The political response has been blunt. Leaders from the ruling Democratic Party called out structural vulnerabilities in exchange operations and pressed for near–real-time reconciliation between internal ledgers and actual blockchain assets, multi-layer verification, and internal controls that can halt both human and system errors. Industry voices expect this episode to add caution to ongoing efforts around a digital asset basic act and Korea’s won stablecoin regime. As one policy advisor noted, officials often optimize for preventing failures rather than maximizing adoption.

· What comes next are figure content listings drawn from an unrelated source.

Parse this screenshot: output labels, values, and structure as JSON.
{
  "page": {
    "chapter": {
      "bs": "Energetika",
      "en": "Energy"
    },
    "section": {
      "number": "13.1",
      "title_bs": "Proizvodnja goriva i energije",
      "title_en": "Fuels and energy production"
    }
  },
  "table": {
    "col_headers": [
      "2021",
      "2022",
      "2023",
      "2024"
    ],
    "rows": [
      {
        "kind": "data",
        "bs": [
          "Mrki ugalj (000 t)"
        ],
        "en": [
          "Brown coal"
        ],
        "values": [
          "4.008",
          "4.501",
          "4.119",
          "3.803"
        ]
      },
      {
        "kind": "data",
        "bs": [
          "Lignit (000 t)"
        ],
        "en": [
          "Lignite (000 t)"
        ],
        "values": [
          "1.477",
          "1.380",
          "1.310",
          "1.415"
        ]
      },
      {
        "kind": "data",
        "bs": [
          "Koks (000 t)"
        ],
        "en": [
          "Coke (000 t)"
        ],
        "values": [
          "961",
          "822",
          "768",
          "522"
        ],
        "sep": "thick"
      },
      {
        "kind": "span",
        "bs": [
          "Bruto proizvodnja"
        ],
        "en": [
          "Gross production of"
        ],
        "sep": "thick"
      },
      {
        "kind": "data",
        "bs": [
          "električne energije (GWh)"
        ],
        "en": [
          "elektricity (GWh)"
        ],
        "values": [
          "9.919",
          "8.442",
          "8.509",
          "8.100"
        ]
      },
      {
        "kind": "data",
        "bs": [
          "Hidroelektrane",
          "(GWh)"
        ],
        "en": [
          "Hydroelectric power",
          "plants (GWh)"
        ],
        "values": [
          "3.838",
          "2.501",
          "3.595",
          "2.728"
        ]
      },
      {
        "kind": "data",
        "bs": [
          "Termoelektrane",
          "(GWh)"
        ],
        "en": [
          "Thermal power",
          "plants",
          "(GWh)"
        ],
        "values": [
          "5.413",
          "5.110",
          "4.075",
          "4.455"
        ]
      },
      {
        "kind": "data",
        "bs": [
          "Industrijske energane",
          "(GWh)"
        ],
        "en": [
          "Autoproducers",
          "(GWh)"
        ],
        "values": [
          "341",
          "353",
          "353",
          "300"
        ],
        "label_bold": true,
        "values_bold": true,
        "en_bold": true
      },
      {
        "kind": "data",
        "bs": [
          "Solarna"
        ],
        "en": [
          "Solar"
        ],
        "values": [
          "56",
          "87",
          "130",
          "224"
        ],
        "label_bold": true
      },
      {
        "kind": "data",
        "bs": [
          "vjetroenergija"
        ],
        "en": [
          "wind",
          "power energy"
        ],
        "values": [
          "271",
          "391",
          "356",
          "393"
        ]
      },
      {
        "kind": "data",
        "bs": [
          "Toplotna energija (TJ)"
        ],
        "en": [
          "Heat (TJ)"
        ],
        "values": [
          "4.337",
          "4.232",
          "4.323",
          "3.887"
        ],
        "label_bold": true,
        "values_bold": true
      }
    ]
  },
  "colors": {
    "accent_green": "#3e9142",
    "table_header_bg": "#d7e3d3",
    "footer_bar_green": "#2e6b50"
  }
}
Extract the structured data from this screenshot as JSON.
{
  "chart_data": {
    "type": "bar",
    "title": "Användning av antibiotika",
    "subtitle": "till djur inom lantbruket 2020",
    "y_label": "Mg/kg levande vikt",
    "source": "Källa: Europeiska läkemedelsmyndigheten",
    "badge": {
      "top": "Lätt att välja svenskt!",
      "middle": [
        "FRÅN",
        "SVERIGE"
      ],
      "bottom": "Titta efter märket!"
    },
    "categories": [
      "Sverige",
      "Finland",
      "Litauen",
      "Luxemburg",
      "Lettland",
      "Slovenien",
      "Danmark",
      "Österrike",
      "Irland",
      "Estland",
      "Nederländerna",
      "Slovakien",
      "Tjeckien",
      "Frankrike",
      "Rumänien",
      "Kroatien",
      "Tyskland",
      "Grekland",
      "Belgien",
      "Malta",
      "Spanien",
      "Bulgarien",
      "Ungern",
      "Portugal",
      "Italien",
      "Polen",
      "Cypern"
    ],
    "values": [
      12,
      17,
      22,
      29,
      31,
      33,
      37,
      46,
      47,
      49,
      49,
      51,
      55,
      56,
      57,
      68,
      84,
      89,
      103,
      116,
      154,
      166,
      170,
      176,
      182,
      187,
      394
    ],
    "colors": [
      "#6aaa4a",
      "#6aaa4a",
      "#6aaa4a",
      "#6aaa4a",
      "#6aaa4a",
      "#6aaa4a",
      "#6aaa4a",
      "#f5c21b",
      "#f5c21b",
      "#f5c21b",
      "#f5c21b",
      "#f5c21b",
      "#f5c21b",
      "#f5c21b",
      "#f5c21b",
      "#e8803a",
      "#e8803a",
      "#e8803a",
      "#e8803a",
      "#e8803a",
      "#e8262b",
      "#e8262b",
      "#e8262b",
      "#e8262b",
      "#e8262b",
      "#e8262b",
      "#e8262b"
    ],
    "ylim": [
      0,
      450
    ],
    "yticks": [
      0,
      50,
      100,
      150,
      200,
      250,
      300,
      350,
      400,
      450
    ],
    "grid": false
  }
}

Here’s the real issue: off-chain accounting drift. When customer balances live in a database that is not continuously reconciled to provable on-chain reserves and bounded by hard controls, a single misapplied credit path can cascade into venue-specific price dislocations. This wasn’t a liquidity crisis—it was an integrity lapse. The compensation package is pragmatic, but it treats symptoms. What would actually reduce tail risk:

- Event-driven reconciliation from ledger entries to on-chain positions with independent attestation, not just periodic proofs. - Segregation of duties and hardware-level signing workflows so that a formatting error cannot mint outsized credits. - Balance anomaly detection with automated circuit breakers that suspend trading for accounts (or markets) exhibiting statistically impossible P&L in real time. - Mandatory disclosure of IT asset inventories and critical-path change logs, giving regulators a map to stress-test failure points.

From a market structure lens, the print to $55,000 reminds traders that venue risk is basis risk. Cross-exchange arbitrage can’t correct a mispriced book if settlement is constrained by internal IOUs. That erodes user confidence faster than any fee holiday can rebuild it, which is why executive accountability and transparent postmortems matter as much as reimbursements.

Ethically, covering 0.3% with corporate funds and making whole those who sold at wrong prices—plus a 10% buffer—lands well. The blanket 20,000 won credit to anyone connected during the window is generous but could create odd incentives around “being there” for outages. Still, it signals a willingness to overcorrect in the short term to preserve trust.

If regulators follow through with fines tied to IT failures and sharper disclosure, exchanges will need to operate more like custodial banks with verifiable, real-time controls. Bithumb’s swift recovery of 99.7% is encouraging, yet the lesson is simpler: your internal ledger should never be able to invent Bitcoin.